Unique xml nodes based on attribute

Question

I want to use XSLT to transform a set of documents into one structure. I have the transformation working correctly to concatenate the documents. I don't know, however, whether the the documents have duplicate entries in them, which I will need to remove.

I need to know how to remove these duplicates (if they exist) by an id attribute. All duplicates will have the same id. I know it will have something to do with keys and generate-id functions.

<root>
    <item id="1001">A</item>
    <item id="1003">C</item>
    <item id="1004">D</item>
    <item id="1002">B</item>
    <item id="1001">A</item>
    <item id="1003">C</item>
    <item id="1004">D</item>
    <item id="1005">E</item>
</root>

I need an XSLT 1.0 transformation for the above, based on the following...

<xsl:stylesheet version="1.0" xmlns:xsl="http://www.w3.org/1999/XSL/Transform"&gt;

Also, would someone be able to explain how it works to me too? Bit of a noob...

Thanks in advance...

Answer 1

Commonly solutions are presented with the use of generate-id() but personally I prefer a slightly different variation that doesn't use generate-id:-

<xsl:key name="items" match="item" use="@id" />

<xsl:template match="root">
    <root>
        <xsl:copy-of select="item[count(key('items',@id)[1]|.)=1]" />
    </root>
</xsl:template>

First you create a key which holds the all item elements using the id attribute as the lookup key. key generates an efficient index which can be used to look up items.

The technique relies on the fact that when create a node-set using the | operator you get a unique set of nodes. In other words if the same node is found on both sides of the | operator it only appears in the resulting set once.

The expression:-

 key('items',@id)

Will return the set of item nodes that have a specific ID. So:-

 key('items',@id)[1]

will return only one of the nodes that were found have that specific ID and is repeatable (that is using this expression repeatedly always returns the same node).

Hence the expression:-

 count(key('items',@id)[1]|.)=1

is can only be true for one item node with a specific id value.

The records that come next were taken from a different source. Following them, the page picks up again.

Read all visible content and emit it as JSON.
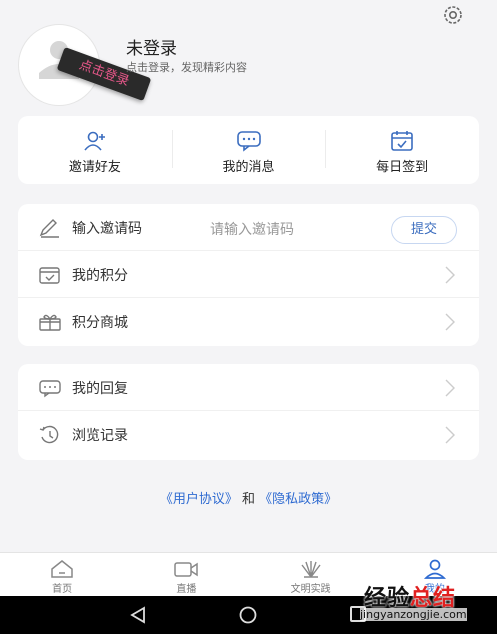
{
  "profile": {
    "username": "未登录",
    "subtitle": "点击登录，发现精彩内容",
    "login_tag": "点击登录"
  },
  "quick_actions": [
    {
      "label": "邀请好友",
      "icon": "add-user-icon"
    },
    {
      "label": "我的消息",
      "icon": "message-icon"
    },
    {
      "label": "每日签到",
      "icon": "calendar-check-icon"
    }
  ],
  "menu1": {
    "invite": {
      "label": "输入邀请码",
      "placeholder": "请输入邀请码",
      "submit": "提交"
    },
    "points": {
      "label": "我的积分"
    },
    "mall": {
      "label": "积分商城"
    }
  },
  "menu2": {
    "replies": {
      "label": "我的回复"
    },
    "history": {
      "label": "浏览记录"
    }
  },
  "policy": {
    "agreement": "《用户协议》",
    "and": "和",
    "privacy": "《隐私政策》"
  },
  "tabs": [
    {
      "label": "首页"
    },
    {
      "label": "直播"
    },
    {
      "label": "文明实践"
    },
    {
      "label": "我的"
    }
  ],
  "watermark": {
    "title_a": "经验",
    "title_b": "总结",
    "url": "jingyanzongjie.com"
  },
  "colors": {
    "accent": "#2f6bd1",
    "tag_bg": "#2a2a2a",
    "tag_text": "#e8578a"
  }
}
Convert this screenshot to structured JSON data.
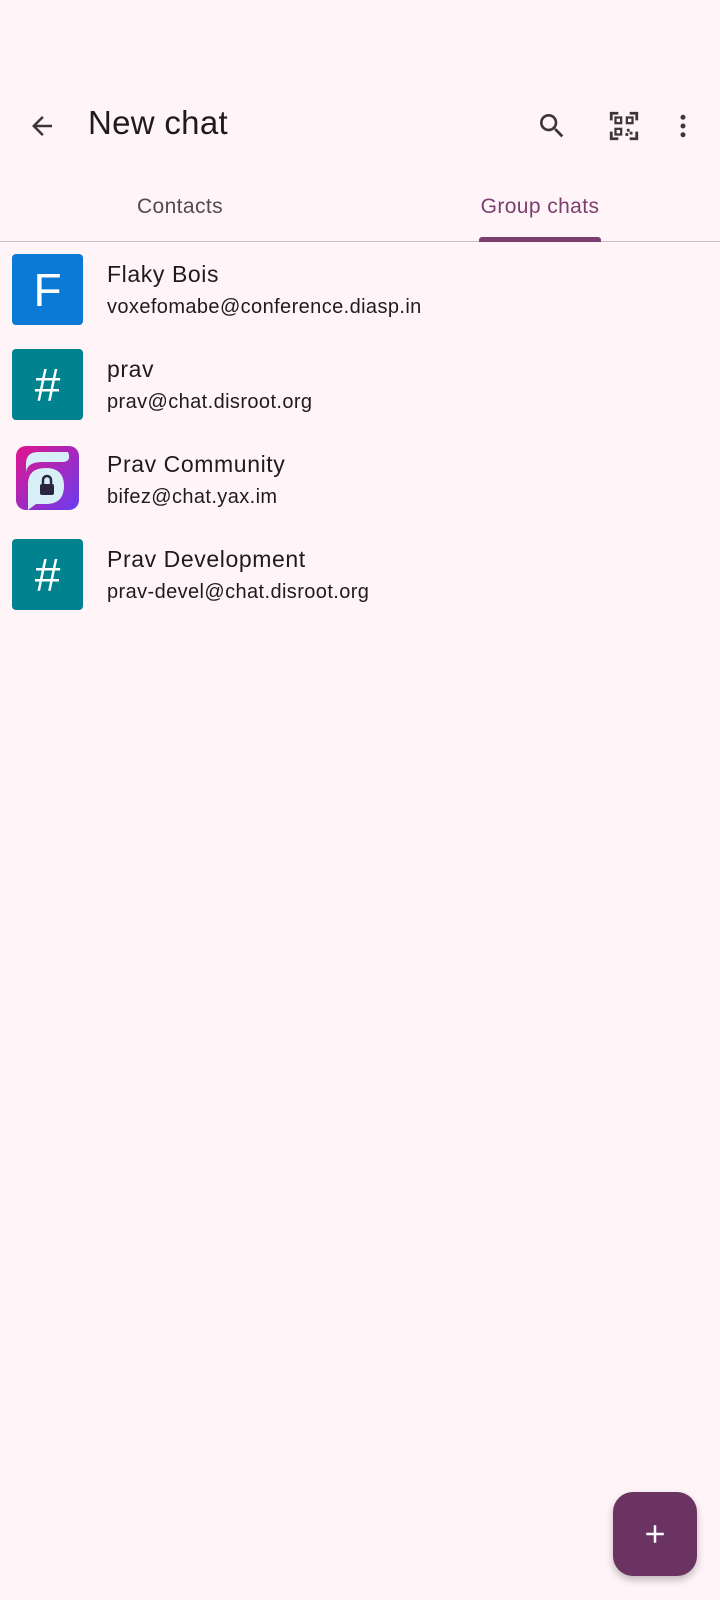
{
  "app_bar": {
    "title": "New chat",
    "back_icon": "arrow-back-icon",
    "search_icon": "search-icon",
    "qr_icon": "qr-code-scan-icon",
    "more_icon": "more-vert-icon"
  },
  "tabs": [
    {
      "label": "Contacts",
      "selected": false
    },
    {
      "label": "Group chats",
      "selected": true
    }
  ],
  "groups": [
    {
      "name": "Flaky Bois",
      "jid": "voxefomabe@conference.diasp.in",
      "avatar_letter": "F",
      "avatar_color": "#0a7ad6"
    },
    {
      "name": "prav",
      "jid": "prav@chat.disroot.org",
      "avatar_letter": "#",
      "avatar_color": "#00838f"
    },
    {
      "name": "Prav Community",
      "jid": "bifez@chat.yax.im",
      "avatar_letter": "",
      "avatar_color": "#8e2de2"
    },
    {
      "name": "Prav Development",
      "jid": "prav-devel@chat.disroot.org",
      "avatar_letter": "#",
      "avatar_color": "#00838f"
    }
  ],
  "fab": {
    "icon": "add-icon"
  },
  "colors": {
    "background": "#fff5f8",
    "accent": "#7a3f6e",
    "fab": "#6b3362"
  }
}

The copy-of therefore makes a deep copy of only one item node having a distinct id.

Answer 2

Here is the generate-id() way @AnthonyWJones mentioned. I find this one much easier on the human mind. It makes no difference in the result, choose what you like best.

<xsl:stylesheet 
  version="1.0" 
  xmlns:xsl="http://www.w3.org/1999/XSL/Transform"
>
  <xsl:key name="kItemById" match="item" use="@id" />

  <xsl:template match="root">
    <copy>
      <xsl:copy-of select="
        item[generate-id() = generate-id(key('kItemById', @id)[1])]
      " />
    </copy>
  </xsl:template>
</xsl:stylesheet>

In short:

item[generate-id() = generate-id(key('kItemById', @id)[1])]

means: "All <item>s, whose unique ID is equal to the unique ID of first item with the same @id value".